Les réformes Monti passeront...

L’ensemble de ces éléments pousse à penser que Mario Monti réussira à faire passer ses réformes. Cela ne signifie pas qu’elles produiront les effets escomptés, mais elles entreront dans la vie des Italiens. Il ne faut toutefois pas oublier que le jeu démocratique classique (électoral et parlementaire) reprendra sa place tôt ou tard, et là on pourrait être surpris d’entendre un petit air d’harmonica du Cavaliere.

Enfin, pour conclure, laissons la parole à Nicolas Machiavel, qui a su capturer toutes les dimensions des processus de réformes (les acteurs, les anticipations, l’importance du temps et du mouvement etc.), en seulement quelques lignes. 

« Il n’y a point d’entreprise plus difficile à conduire, plus incertaine quant au succès, et plus dangereuse que celle d’introduire de nouvelles institutions.

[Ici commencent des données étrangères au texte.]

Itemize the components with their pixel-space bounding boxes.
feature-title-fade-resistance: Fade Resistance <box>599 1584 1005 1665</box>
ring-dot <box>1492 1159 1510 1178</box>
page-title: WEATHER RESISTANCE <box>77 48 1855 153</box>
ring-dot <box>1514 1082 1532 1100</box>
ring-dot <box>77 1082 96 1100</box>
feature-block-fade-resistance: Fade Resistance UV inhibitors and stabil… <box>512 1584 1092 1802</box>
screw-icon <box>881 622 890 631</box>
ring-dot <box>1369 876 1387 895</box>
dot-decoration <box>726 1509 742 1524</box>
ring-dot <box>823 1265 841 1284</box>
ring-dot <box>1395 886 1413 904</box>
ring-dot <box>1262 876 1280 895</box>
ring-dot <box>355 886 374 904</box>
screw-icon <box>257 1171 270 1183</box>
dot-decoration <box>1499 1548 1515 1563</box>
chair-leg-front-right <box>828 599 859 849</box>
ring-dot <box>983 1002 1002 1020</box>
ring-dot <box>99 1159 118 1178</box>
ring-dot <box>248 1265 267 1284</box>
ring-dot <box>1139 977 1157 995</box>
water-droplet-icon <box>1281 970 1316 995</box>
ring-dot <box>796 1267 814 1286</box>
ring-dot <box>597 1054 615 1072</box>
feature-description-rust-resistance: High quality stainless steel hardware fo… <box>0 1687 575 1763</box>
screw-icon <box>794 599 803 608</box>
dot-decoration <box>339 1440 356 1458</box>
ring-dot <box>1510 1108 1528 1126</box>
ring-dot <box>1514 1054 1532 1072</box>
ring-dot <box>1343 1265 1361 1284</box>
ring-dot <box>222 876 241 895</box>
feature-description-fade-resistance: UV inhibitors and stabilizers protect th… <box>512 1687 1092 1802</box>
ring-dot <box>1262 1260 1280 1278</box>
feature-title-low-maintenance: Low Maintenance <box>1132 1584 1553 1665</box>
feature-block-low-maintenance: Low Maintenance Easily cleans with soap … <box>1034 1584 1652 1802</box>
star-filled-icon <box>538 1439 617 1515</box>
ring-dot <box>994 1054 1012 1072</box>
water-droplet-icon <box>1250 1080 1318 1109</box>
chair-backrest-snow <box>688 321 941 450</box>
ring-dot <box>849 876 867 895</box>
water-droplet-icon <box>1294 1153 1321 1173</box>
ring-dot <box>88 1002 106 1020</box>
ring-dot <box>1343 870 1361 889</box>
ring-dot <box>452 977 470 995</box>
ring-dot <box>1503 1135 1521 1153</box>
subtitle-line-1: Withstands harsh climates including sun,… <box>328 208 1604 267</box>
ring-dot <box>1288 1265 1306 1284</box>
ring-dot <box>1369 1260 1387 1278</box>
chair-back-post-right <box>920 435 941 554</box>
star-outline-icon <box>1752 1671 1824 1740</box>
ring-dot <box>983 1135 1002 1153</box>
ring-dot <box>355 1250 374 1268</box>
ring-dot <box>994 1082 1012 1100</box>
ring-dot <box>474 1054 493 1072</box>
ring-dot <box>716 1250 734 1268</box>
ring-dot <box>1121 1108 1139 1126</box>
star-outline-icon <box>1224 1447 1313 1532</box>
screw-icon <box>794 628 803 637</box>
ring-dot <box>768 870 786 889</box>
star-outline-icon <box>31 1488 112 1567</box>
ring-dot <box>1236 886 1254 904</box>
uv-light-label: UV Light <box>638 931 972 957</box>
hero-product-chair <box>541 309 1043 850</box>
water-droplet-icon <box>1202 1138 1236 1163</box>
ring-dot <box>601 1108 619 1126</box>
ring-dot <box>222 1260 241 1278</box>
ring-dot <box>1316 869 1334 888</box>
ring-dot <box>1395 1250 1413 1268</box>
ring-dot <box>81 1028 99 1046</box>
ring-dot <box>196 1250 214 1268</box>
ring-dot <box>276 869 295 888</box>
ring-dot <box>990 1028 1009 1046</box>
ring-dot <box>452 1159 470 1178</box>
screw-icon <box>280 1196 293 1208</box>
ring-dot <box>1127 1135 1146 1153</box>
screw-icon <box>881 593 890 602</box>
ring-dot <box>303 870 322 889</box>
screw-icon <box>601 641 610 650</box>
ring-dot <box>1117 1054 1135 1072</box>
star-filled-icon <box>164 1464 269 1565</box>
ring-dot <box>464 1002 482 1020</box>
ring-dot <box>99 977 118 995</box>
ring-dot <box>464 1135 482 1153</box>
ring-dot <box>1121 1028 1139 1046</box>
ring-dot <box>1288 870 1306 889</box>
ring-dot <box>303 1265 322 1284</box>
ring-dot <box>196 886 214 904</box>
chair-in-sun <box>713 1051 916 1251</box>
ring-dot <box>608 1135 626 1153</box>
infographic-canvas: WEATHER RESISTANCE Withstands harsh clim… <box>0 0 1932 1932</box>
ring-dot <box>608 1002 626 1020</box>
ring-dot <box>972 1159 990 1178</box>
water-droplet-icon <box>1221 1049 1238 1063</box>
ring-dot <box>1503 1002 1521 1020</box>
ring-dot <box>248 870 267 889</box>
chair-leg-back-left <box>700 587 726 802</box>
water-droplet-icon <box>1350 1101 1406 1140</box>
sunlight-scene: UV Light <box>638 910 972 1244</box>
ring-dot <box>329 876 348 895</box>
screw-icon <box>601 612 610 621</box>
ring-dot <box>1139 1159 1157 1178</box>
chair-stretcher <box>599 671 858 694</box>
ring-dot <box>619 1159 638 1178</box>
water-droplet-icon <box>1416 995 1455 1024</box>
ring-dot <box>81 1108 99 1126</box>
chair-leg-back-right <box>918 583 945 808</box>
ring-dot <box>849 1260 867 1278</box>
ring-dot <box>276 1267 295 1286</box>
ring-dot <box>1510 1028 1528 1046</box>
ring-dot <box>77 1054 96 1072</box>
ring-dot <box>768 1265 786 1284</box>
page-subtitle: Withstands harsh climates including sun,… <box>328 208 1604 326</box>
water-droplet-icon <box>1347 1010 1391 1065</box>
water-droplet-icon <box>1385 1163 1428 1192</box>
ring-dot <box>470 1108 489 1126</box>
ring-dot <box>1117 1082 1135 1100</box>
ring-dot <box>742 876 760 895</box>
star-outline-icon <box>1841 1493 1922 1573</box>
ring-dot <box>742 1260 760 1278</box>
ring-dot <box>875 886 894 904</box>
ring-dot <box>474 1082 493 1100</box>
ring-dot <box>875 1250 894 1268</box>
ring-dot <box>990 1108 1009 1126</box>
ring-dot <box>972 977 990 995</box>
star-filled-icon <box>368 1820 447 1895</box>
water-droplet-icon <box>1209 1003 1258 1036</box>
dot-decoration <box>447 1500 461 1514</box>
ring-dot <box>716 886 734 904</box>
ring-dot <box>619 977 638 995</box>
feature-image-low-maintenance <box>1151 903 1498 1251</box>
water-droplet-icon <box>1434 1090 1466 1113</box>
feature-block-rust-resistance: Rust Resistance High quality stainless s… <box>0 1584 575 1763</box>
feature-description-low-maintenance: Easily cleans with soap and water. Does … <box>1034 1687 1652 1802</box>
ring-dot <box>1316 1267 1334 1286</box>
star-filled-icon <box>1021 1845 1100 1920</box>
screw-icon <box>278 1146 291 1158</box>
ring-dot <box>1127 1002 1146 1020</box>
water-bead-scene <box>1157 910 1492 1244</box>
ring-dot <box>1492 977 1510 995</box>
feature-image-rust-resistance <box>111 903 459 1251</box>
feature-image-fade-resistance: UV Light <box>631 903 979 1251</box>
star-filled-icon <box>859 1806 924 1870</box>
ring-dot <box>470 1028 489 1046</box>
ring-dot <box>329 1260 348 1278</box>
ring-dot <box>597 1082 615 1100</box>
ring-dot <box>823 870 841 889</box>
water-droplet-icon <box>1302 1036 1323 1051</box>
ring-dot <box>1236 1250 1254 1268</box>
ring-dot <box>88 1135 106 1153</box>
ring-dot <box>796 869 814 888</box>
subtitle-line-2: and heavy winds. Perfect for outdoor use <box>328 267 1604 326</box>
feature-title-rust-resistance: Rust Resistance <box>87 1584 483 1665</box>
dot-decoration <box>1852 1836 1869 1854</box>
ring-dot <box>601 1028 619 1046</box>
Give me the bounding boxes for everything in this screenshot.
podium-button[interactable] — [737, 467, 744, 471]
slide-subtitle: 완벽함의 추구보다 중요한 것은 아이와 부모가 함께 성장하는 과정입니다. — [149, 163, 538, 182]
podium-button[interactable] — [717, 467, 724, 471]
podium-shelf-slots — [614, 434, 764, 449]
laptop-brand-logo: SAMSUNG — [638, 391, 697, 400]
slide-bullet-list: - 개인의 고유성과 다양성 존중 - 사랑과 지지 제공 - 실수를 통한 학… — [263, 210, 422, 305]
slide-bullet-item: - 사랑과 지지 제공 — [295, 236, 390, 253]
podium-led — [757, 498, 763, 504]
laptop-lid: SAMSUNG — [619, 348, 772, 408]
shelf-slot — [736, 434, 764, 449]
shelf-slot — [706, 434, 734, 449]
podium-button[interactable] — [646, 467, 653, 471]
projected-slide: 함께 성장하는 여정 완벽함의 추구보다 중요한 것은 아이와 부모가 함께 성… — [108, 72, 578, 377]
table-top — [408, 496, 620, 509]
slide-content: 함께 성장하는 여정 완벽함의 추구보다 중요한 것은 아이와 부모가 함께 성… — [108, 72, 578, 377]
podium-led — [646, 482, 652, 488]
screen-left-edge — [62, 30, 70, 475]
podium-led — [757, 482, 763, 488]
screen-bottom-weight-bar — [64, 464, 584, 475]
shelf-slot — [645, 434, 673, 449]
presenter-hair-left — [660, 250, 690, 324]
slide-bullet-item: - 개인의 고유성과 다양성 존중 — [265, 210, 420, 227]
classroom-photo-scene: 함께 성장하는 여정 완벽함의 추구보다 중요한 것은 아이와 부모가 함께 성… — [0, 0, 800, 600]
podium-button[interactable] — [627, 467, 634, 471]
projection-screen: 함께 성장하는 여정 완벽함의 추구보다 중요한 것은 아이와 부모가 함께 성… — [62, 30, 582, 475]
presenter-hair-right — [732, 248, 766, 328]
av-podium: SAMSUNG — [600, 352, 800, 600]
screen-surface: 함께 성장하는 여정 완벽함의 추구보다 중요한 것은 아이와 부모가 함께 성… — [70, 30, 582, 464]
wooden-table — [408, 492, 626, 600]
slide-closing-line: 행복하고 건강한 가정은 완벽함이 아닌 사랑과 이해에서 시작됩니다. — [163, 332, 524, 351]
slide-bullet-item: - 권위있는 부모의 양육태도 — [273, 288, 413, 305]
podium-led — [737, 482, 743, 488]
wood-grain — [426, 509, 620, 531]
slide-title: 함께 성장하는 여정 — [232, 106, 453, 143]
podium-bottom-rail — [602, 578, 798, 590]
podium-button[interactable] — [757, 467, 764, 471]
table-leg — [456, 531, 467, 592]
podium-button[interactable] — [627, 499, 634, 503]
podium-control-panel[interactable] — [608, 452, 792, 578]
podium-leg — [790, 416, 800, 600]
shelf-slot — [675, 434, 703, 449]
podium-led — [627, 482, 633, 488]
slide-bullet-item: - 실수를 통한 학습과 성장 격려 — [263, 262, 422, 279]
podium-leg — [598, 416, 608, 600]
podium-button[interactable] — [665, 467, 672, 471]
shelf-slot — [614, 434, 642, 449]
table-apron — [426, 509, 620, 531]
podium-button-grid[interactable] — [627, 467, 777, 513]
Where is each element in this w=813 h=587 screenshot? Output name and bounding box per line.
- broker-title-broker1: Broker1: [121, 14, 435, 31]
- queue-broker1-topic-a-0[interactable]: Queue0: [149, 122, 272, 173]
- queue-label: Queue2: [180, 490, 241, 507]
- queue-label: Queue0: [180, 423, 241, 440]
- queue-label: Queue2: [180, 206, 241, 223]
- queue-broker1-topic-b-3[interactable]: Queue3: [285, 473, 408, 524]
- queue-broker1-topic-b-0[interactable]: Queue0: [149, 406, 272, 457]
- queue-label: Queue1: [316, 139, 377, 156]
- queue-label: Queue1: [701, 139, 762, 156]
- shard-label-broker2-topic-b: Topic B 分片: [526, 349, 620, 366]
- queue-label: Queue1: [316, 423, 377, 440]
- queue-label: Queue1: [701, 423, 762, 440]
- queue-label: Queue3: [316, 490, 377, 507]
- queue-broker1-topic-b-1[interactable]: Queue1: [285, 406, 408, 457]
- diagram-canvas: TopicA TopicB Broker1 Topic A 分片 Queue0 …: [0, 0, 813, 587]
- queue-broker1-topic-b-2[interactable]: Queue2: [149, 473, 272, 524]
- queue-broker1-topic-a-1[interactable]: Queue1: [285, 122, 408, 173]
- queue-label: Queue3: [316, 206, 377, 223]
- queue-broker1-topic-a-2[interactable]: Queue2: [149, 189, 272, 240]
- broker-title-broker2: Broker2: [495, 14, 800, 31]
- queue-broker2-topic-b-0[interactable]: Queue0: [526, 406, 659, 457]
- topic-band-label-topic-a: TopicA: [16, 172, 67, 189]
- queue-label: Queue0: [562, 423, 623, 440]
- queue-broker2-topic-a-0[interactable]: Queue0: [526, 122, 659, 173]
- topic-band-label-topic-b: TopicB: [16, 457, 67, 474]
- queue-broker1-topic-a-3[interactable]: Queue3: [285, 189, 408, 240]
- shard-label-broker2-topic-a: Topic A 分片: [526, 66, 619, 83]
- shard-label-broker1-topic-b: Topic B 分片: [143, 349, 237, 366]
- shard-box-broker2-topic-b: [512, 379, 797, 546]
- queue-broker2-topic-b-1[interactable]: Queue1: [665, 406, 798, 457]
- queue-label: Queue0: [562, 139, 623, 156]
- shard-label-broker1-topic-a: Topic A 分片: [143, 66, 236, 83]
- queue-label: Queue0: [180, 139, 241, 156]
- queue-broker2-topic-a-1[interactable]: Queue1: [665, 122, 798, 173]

Celui qui s’y engage a pour ennemis tous ceux qui profitaient des institutions anciennes, et il ne trouve que de tièdes défenseurs dans ceux pour qui les nouvelles seraient utiles. Cette tiédeur, au reste, leur vient de deux causes : la première est la peur qu’ils ont de leurs adversaires, lesquels ont en leur faveur les lois existantes : la seconde est l’incrédulité commune à tous les hommes, qui ne veulent croire à la bonté des choses naturelles que lorsqu’ils ont été bien convaincus par l’expérience ».